Regulation of Gluconeogenesis by Aldo-keto-reductase 1a1b in Zebrafish

Xiaogang Li; Felix Schmöhl; Haozhe Qi; Katrin Bennewitz; Christoph T Tabler; Gernot Poschet; Rüdiger Hell; Nadine Volk; Tanja Poth; Ingrid Hausser; Jakob Morgenstern; Thomas Fleming; Peter Paul Nawroth; Jens Kroll

doi:10.1016/j.isci.2020.101763

Regulation of Gluconeogenesis by Aldo-keto-reductase 1a1b in Zebrafish

iScience. 2020 Nov 3;23(12):101763. doi: 10.1016/j.isci.2020.101763. eCollection 2020 Dec 18.

Authors

Affiliations

¹ Department of Vascular Biology and Tumor Angiogenesis, European Center for Angioscience (ECAS), Medical Faculty Mannheim, Heidelberg University, Mannheim 68167, Germany.
² Metabolomics Core Technology Platform, Centre for Organismal Studies, Heidelberg University, Heidelberg 69120, Germany.
³ Tissue Bank of the National Center for Tumor Diseases (NCT), Heidelberg 69120, Germany.
⁴ CMCP - Center for Model System and Comparative Pathology, Institute of Pathology, University Hospital Heidelberg, Heidelberg 69120, Germany.
⁵ Electron Microscopy Lab, Institute of Pathology, University Hospital Heidelberg, Heidelberg 69120, Germany.
⁶ Department of Internal Medicine I and Clinical Chemistry, Heidelberg University Hospital, Heidelberg 69120, Germany.
⁷ German Center for Diabetes Research (DZD), München-Neuherberg 85764, Germany.
⁸ Joint Heidelberg-IDC Translational Diabetes Program, Helmholtz-Zentrum, München, Heidelberg 69120, Germany.

Abstract

Regulation of glucose homeostasis is a fundamental process to maintain blood glucose at a physiological level, and its dysregulation is associated with the development of several metabolic diseases.

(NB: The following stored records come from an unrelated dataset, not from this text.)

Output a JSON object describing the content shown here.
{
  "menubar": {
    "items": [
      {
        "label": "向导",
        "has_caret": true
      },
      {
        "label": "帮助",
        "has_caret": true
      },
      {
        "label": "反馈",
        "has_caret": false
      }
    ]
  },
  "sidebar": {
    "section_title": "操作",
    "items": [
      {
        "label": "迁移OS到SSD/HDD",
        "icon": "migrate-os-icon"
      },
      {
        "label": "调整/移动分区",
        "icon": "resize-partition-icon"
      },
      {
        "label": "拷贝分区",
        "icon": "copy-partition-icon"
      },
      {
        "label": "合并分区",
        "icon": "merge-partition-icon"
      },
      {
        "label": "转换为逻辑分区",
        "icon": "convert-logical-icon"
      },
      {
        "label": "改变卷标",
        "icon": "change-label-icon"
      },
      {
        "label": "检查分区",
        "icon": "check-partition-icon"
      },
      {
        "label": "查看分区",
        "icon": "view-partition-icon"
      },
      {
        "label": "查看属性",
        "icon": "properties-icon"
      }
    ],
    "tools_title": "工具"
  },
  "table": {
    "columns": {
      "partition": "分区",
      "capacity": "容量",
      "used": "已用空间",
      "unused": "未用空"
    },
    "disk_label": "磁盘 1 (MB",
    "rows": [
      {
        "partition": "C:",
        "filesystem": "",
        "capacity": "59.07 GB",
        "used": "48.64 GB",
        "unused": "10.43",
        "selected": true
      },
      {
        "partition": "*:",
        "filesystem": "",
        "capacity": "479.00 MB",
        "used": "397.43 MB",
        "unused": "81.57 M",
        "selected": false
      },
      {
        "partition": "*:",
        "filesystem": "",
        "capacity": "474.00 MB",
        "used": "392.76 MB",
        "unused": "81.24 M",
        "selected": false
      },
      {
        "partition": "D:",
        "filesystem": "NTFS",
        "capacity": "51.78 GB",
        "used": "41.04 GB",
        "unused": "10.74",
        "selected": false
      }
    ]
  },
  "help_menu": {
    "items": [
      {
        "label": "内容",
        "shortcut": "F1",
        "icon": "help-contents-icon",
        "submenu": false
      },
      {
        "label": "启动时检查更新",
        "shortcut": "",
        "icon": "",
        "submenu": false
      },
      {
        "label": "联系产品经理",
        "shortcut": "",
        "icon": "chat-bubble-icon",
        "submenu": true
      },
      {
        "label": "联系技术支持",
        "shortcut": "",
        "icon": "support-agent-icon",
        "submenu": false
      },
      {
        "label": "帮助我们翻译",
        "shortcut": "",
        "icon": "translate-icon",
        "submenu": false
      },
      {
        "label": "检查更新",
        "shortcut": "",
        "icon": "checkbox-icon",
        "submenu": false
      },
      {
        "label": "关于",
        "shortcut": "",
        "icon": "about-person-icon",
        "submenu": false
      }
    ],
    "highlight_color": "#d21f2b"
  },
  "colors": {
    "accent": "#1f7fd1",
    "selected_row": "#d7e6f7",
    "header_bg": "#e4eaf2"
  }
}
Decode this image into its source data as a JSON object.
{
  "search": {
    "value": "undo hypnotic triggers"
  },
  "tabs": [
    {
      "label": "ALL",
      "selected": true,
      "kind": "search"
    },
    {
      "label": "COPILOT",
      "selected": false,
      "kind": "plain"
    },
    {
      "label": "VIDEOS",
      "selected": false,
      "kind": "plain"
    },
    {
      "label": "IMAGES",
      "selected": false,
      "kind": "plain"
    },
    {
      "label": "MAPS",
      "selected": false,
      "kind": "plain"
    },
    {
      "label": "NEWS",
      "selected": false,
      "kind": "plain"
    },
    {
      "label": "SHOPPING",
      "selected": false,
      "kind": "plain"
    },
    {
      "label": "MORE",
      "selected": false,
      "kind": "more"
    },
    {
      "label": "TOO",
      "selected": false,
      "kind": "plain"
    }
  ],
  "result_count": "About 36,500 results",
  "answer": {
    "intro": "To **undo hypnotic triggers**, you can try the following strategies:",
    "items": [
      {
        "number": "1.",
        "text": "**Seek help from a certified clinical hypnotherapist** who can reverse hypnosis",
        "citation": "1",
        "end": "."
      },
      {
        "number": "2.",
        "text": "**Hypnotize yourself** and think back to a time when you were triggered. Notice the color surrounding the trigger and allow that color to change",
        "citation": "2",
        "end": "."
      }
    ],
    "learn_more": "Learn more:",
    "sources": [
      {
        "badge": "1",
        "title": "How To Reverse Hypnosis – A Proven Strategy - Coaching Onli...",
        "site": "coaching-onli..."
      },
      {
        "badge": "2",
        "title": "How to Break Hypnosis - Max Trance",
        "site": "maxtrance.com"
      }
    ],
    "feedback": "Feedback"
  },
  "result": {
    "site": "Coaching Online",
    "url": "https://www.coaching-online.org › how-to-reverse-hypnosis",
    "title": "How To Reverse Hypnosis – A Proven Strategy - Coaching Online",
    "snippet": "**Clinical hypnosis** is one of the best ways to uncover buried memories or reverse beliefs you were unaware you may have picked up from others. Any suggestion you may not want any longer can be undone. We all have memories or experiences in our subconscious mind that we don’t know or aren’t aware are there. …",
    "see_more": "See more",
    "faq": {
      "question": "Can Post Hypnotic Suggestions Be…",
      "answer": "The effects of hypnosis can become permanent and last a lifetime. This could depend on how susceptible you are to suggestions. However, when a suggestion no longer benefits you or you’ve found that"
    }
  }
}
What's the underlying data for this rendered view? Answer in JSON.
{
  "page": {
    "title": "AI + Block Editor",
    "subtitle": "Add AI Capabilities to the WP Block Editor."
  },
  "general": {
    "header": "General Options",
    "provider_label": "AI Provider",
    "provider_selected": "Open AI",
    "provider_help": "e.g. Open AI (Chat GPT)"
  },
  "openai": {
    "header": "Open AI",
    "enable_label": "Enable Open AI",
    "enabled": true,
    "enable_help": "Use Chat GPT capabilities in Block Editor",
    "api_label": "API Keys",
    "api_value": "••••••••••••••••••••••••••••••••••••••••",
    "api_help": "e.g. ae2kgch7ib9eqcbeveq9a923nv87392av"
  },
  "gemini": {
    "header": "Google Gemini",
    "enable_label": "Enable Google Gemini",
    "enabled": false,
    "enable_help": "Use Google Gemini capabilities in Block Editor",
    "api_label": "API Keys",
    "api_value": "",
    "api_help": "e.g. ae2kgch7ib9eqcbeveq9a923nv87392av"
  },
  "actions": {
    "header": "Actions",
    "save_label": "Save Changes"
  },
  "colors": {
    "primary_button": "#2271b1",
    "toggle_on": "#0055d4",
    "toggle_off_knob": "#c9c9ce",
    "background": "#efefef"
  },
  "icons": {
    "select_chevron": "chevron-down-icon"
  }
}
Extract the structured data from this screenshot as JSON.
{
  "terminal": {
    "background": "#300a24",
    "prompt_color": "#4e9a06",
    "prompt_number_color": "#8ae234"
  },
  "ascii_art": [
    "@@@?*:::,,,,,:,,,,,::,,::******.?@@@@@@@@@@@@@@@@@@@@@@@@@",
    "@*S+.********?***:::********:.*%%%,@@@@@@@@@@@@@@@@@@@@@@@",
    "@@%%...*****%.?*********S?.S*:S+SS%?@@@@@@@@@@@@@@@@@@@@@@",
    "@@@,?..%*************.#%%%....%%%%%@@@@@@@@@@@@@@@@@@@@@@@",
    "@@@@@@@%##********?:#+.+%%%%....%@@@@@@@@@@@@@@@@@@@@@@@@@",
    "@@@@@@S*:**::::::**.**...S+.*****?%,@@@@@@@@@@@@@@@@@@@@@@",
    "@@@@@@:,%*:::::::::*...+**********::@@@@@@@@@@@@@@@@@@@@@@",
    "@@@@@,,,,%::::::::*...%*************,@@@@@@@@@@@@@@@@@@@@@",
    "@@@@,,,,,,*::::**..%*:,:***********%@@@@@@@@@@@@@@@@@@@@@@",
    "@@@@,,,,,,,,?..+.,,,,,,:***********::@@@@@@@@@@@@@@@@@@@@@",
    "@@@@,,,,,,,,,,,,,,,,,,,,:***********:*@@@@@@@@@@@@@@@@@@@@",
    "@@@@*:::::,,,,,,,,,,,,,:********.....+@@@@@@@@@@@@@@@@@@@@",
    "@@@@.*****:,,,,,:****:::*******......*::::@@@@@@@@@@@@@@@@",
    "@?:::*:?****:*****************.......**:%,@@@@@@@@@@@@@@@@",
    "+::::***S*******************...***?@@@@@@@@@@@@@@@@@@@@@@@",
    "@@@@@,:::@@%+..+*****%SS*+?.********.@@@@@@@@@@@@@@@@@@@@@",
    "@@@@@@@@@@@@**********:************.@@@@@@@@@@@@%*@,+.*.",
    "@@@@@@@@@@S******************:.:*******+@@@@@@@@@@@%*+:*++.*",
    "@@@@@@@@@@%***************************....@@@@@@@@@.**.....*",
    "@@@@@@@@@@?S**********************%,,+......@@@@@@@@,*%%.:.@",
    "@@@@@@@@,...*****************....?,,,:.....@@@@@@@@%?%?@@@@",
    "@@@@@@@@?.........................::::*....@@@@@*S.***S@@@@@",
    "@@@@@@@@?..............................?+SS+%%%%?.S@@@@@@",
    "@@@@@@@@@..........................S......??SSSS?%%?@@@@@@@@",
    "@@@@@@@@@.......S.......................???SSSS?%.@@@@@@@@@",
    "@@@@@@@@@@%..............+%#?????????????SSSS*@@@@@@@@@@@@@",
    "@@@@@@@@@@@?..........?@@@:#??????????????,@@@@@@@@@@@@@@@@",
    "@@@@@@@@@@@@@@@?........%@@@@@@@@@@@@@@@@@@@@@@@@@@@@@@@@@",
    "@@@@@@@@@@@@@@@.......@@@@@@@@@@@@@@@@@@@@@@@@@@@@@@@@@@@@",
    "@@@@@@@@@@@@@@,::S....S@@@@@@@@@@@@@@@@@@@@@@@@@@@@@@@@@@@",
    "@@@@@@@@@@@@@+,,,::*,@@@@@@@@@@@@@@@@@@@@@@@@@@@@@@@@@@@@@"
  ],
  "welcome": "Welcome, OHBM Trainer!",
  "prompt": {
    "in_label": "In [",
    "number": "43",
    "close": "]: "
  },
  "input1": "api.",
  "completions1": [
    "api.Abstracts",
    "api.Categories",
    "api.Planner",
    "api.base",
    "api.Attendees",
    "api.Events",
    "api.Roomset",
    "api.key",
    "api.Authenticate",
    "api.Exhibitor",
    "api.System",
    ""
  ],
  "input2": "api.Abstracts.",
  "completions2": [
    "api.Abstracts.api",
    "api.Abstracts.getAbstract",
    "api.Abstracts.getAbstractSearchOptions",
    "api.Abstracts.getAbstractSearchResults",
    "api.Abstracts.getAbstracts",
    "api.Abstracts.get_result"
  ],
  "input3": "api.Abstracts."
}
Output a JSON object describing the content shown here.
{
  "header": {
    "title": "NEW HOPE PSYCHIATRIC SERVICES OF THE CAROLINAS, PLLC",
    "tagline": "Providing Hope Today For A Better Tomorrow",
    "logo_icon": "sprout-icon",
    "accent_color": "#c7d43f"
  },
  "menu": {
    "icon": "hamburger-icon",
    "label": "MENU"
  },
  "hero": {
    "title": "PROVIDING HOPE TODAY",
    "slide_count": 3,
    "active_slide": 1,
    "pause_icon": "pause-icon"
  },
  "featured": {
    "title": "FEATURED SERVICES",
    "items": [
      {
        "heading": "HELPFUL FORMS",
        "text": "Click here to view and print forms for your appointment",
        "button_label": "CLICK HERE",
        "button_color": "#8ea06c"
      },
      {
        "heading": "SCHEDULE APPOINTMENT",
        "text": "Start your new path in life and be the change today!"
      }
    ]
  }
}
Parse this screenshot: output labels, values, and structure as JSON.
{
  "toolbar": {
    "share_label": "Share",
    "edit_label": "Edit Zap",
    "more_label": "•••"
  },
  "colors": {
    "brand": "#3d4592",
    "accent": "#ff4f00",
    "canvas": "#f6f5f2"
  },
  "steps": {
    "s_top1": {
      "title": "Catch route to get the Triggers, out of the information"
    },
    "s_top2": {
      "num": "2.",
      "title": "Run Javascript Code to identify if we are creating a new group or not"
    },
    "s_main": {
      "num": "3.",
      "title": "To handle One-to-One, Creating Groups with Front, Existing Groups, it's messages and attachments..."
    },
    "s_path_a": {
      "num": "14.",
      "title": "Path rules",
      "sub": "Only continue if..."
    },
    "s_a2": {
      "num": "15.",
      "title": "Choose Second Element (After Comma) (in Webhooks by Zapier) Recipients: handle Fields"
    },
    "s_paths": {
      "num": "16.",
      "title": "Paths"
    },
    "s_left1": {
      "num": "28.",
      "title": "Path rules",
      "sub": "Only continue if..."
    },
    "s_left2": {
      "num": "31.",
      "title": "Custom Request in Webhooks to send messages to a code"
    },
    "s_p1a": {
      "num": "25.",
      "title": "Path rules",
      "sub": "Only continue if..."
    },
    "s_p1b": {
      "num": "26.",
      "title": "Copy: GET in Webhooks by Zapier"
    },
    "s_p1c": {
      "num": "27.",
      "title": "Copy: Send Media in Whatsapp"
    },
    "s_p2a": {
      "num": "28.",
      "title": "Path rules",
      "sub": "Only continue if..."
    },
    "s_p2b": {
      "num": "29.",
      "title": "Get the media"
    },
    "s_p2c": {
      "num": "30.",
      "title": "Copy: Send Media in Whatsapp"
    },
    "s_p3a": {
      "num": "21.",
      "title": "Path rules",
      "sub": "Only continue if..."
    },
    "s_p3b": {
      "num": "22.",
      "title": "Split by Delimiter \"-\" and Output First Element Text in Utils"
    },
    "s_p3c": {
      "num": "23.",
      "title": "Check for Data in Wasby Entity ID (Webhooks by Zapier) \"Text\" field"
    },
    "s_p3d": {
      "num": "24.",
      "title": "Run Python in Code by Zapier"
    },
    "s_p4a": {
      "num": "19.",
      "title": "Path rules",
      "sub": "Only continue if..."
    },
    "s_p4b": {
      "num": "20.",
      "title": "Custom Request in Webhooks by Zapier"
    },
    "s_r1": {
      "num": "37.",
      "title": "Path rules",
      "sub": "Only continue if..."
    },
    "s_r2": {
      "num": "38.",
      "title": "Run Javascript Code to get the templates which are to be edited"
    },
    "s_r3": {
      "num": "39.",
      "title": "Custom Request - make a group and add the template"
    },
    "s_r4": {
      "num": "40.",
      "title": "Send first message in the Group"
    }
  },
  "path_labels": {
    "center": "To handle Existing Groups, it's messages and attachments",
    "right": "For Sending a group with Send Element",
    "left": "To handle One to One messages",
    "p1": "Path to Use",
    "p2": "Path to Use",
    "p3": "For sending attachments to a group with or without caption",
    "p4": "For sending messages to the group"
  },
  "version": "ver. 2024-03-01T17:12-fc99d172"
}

Here, we report on a zebrafish mutant for Aldo-keto-reductase 1a1b (akr1a1b) as a regulator of gluconeogenesis. Adult akr1a1b ^-/- mutant zebrafish developed fasting hypoglycemia, which was caused by inhibiting phosphoenolpyruvate carboxykinase (PEPCK) expression as rate-limiting enzyme of gluconeogenesis. Subsequently, glucogenic amino acid glutamate as substrate for gluconeogenesis accumulated in the kidneys, but not in livers, and induced structural and functional pronephros alterations in 48-hpf akr1a1b ^-/- embryos. Akr1a1b ^-/- mutants displayed increased nitrosative stress as indicated by increased nitrotyrosine, and increased protein-S-nitrosylation. Inhibition of nitrosative stress using the NO synthase inhibitor L-NAME prevented kidney damage and normalized PEPCK expression in akr1a1b ^-/- mutants. Thus, the data have identified Akr1a1b as a regulator of gluconeogenesis in zebrafish and thereby controlling glucose homeostasis.

Keywords: Human Metabolism; Molecular Genetics.